As consultas ocorrem por videoconferência, com duração média de 45 minutos, e integram ciclos de cuidado que podem contemplar até 13 sessões por paciente, realizadas individualmente ou em grupo com apoio da rede familiar. O atendimento é gratuito, confidencial e executado por equipes multiprofissionais, psicólogos e terapeutas ocupacionais, com suporte de psiquiatras e articulação com assistência social e medicina de família para integração com os serviços locais.

O acesso ao serviço se dá pelo aplicativo Meu SUS Digital: o usuário deve fazer login com conta gov.br, entrar em “Miniapps” e selecionar “Problemas com jogos de apostas?”. O app inclui um autoteste validado no Brasil que aponta níveis de risco. Quem obtiver risco moderado ou elevado é encaminhado automaticamente ao teleatendimento; casos de menor risco recebem orientação para procurar a Rede de Atenção Psicossocial (RAPS), como CAPS ou unidades básicas de saúde. O Meu SUS Digital também oferece material informativo sobre prevenção e sinais de alerta.
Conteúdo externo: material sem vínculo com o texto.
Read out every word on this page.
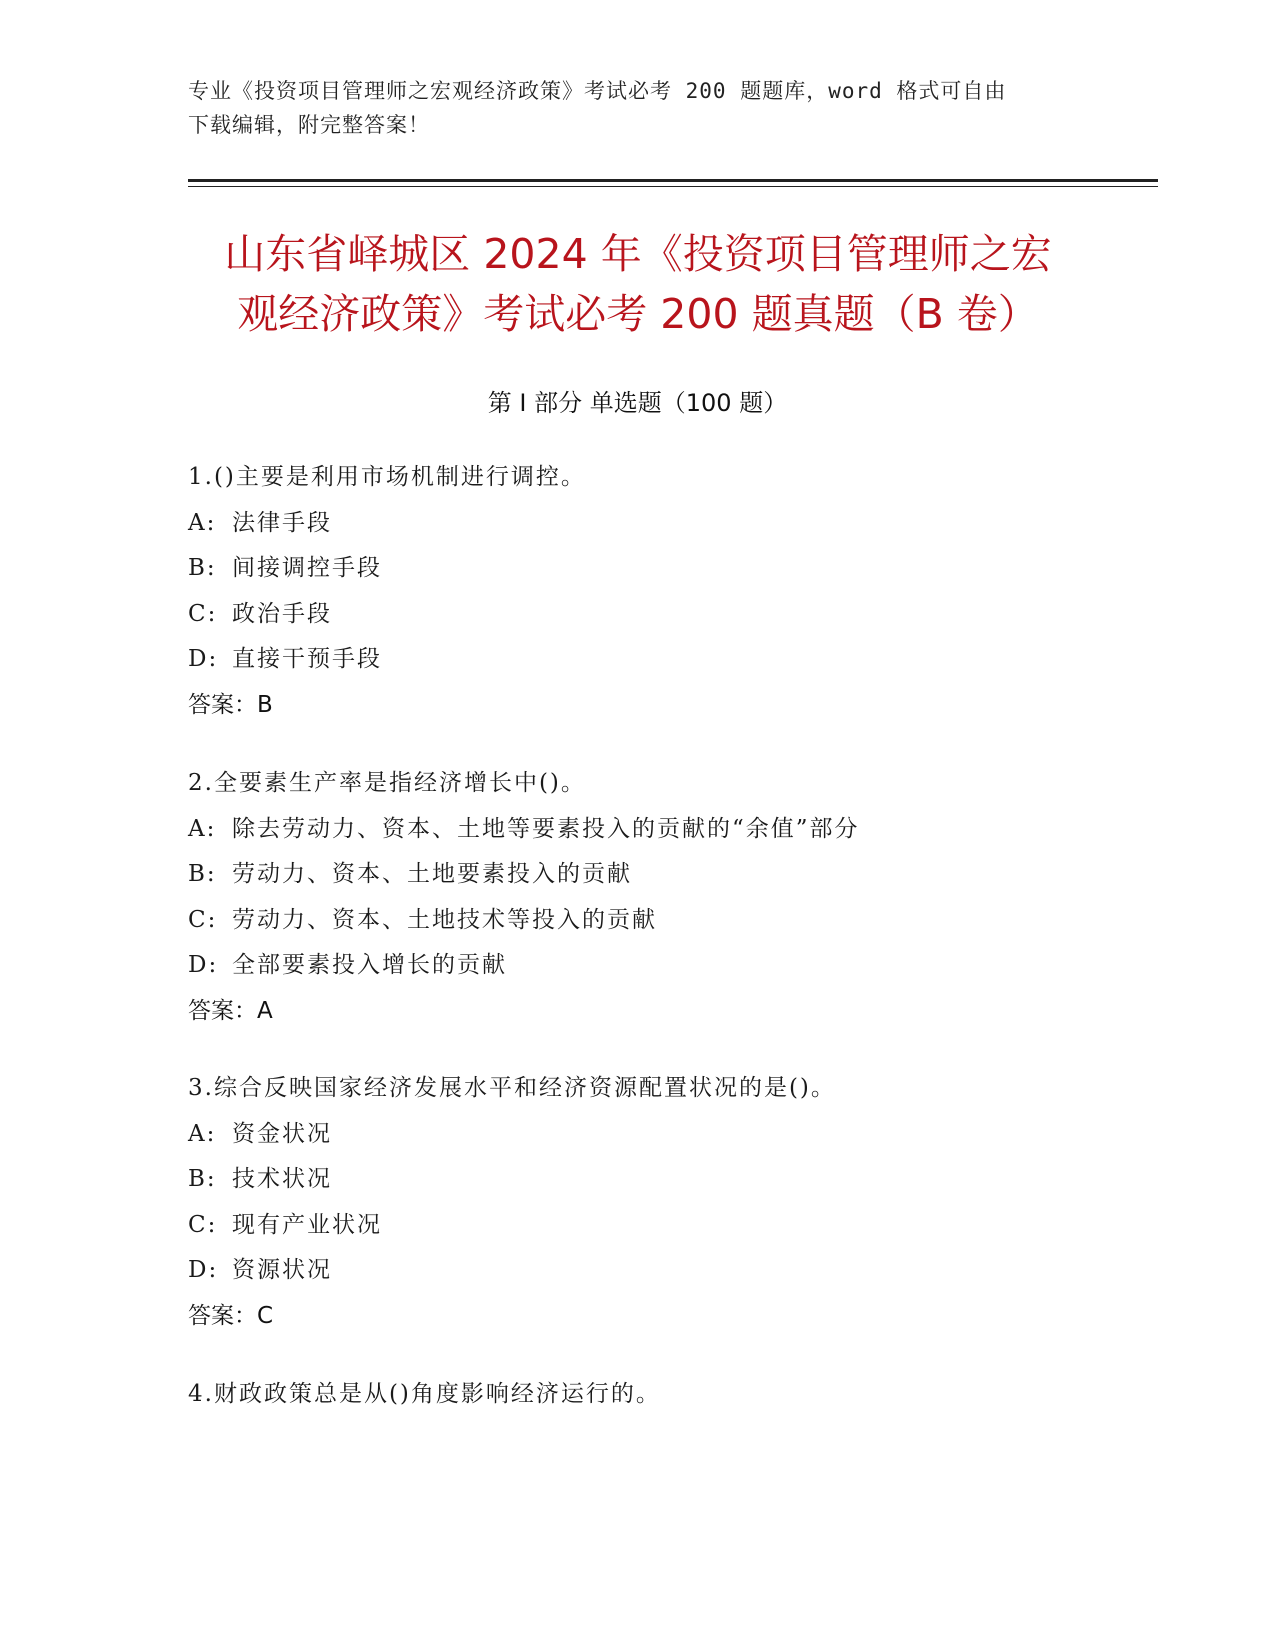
专业《投资项目管理师之宏观经济政策》考试必考 200 题题库，word 格式可自由
下载编辑，附完整答案！
山东省峄城区 2024 年《投资项目管理师之宏
观经济政策》考试必考 200 题真题（B 卷）
第 I 部分 单选题（100 题）
1.()主要是利用市场机制进行调控。
A: 法律手段
B: 间接调控手段
C: 政治手段
D: 直接干预手段
答案：B
2.全要素生产率是指经济增长中()。
A: 除去劳动力、资本、土地等要素投入的贡献的“余值”部分
B: 劳动力、资本、土地要素投入的贡献
C: 劳动力、资本、土地技术等投入的贡献
D: 全部要素投入增长的贡献
答案：A
3.综合反映国家经济发展水平和经济资源配置状况的是()。
A: 资金状况
B: 技术状况
C: 现有产业状况
D: 资源状况
答案：C
4.财政政策总是从()角度影响经济运行的。
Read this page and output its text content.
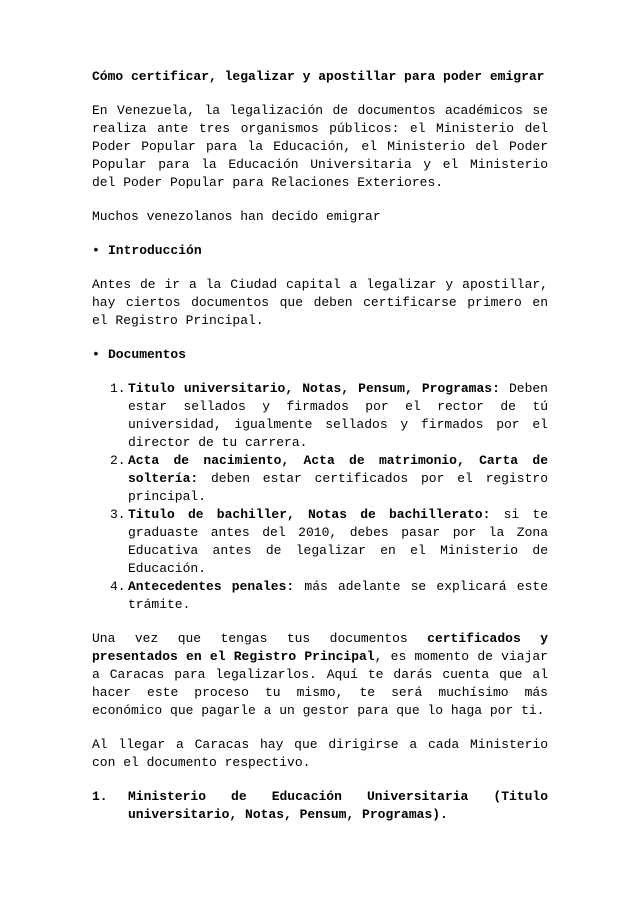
Cómo certificar, legalizar y apostillar para poder emigrar

En Venezuela, la legalización de documentos académicos se realiza ante tres organismos públicos: el Ministerio del Poder Popular para la Educación, el Ministerio del Poder Popular para la Educación Universitaria y el Ministerio del Poder Popular para Relaciones Exteriores.

Muchos venezolanos han decido emigrar

• Introducción

Antes de ir a la Ciudad capital a legalizar y apostillar, hay ciertos documentos que deben certificarse primero en el Registro Principal.

• Documentos
1. Titulo universitario, Notas, Pensum, Programas: Deben estar sellados y firmados por el rector de tú universidad, igualmente sellados y firmados por el director de tu carrera.
2. Acta de nacimiento, Acta de matrimonio, Carta de soltería: deben estar certificados por el registro principal.
3. Titulo de bachiller, Notas de bachillerato: si te graduaste antes del 2010, debes pasar por la Zona Educativa antes de legalizar en el Ministerio de Educación.
4. Antecedentes penales: más adelante se explicará este trámite.

Una vez que tengas tus documentos certificados y presentados en el Registro Principal, es momento de viajar a Caracas para legalizarlos. Aquí te darás cuenta que al hacer este proceso tu mismo, te será muchísimo más económico que pagarle a un gestor para que lo haga por ti.

Al llegar a Caracas hay que dirigirse a cada Ministerio con el documento respectivo.

1. Ministerio de Educación Universitaria (Titulo
universitario, Notas, Pensum, Programas).
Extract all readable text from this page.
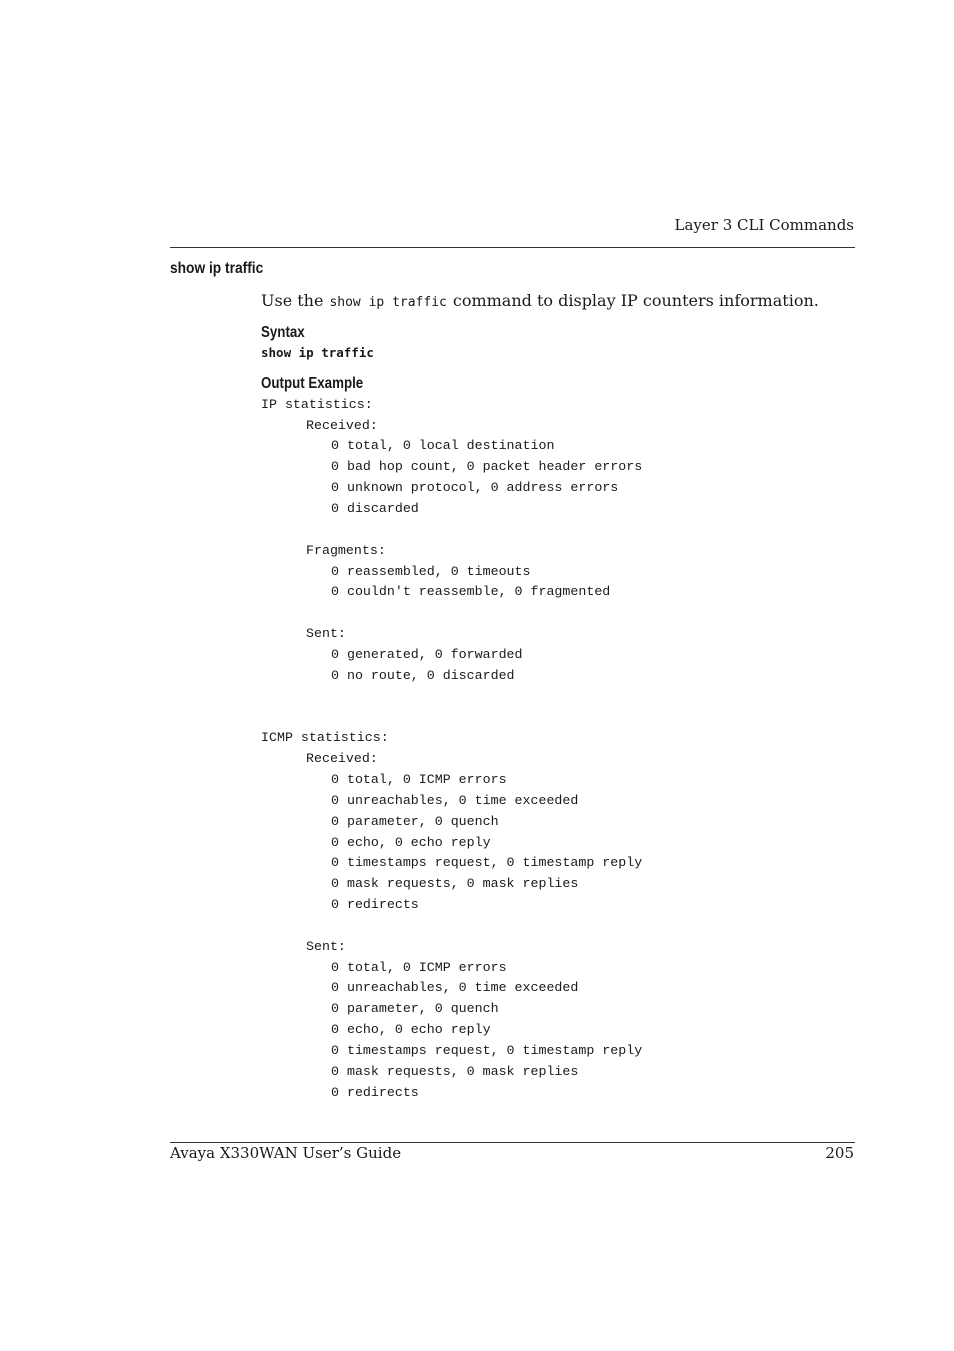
Layer 3 CLI Commands
show ip traffic
Use the show ip traffic command to display IP counters information.
Syntax
show ip traffic
Output Example
IP statistics:
Received:
0 total, 0 local destination
0 bad hop count, 0 packet header errors
0 unknown protocol, 0 address errors
0 discarded
Fragments:
0 reassembled, 0 timeouts
0 couldn't reassemble, 0 fragmented
Sent:
0 generated, 0 forwarded
0 no route, 0 discarded
ICMP statistics:
Received:
0 total, 0 ICMP errors
0 unreachables, 0 time exceeded
0 parameter, 0 quench
0 echo, 0 echo reply
0 timestamps request, 0 timestamp reply
0 mask requests, 0 mask replies
0 redirects
Sent:
0 total, 0 ICMP errors
0 unreachables, 0 time exceeded
0 parameter, 0 quench
0 echo, 0 echo reply
0 timestamps request, 0 timestamp reply
0 mask requests, 0 mask replies
0 redirects
Avaya X330WAN User’s Guide	205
A pasta informou ainda que todas as informações seguem a LGPD e que a Ouvidoria do SUS está preparada para prestar orientações por telefone (136), formulários, WhatsApp ou chatbot. O ministério citou estudo que estima perdas econômicas e sociais relacionadas às apostas em R$ 38,8 bilhões ao ano e ressaltou que o formato remoto busca reduzir barreiras como vergonha e medo do julgamento, ampliando o acesso ao tratamento.

Como complemento às medidas de cuidado, o governo mantém desde dezembro a Plataforma de Autoexclusão Centralizada, que permite aos usuários bloquear o acesso a sites de apostas por dois meses, seis meses ou tempo indeterminado e remover o CPF de cadastros e publicidade. Segundo o ministro, mais de 300 mil pessoas já usaram a autoexclusão, a maioria escolhendo bloqueio por tempo indeterminado. A ação também permite identificar vínculos com unidades de saúde para encaminhamentos quando necessário.

O ministério afirmou estar capacitando profissionais em parceria com a Fiocruz: foram oferecidas 20 mil vagas em cursos específicos para o tema, com 13 mil inscrições e 1,5 mil concluintes até o anúncio. O objetivo é resolver casos por teleatendimento quando possível e, nos demais, direcionar o paciente à rede de serviços especializada.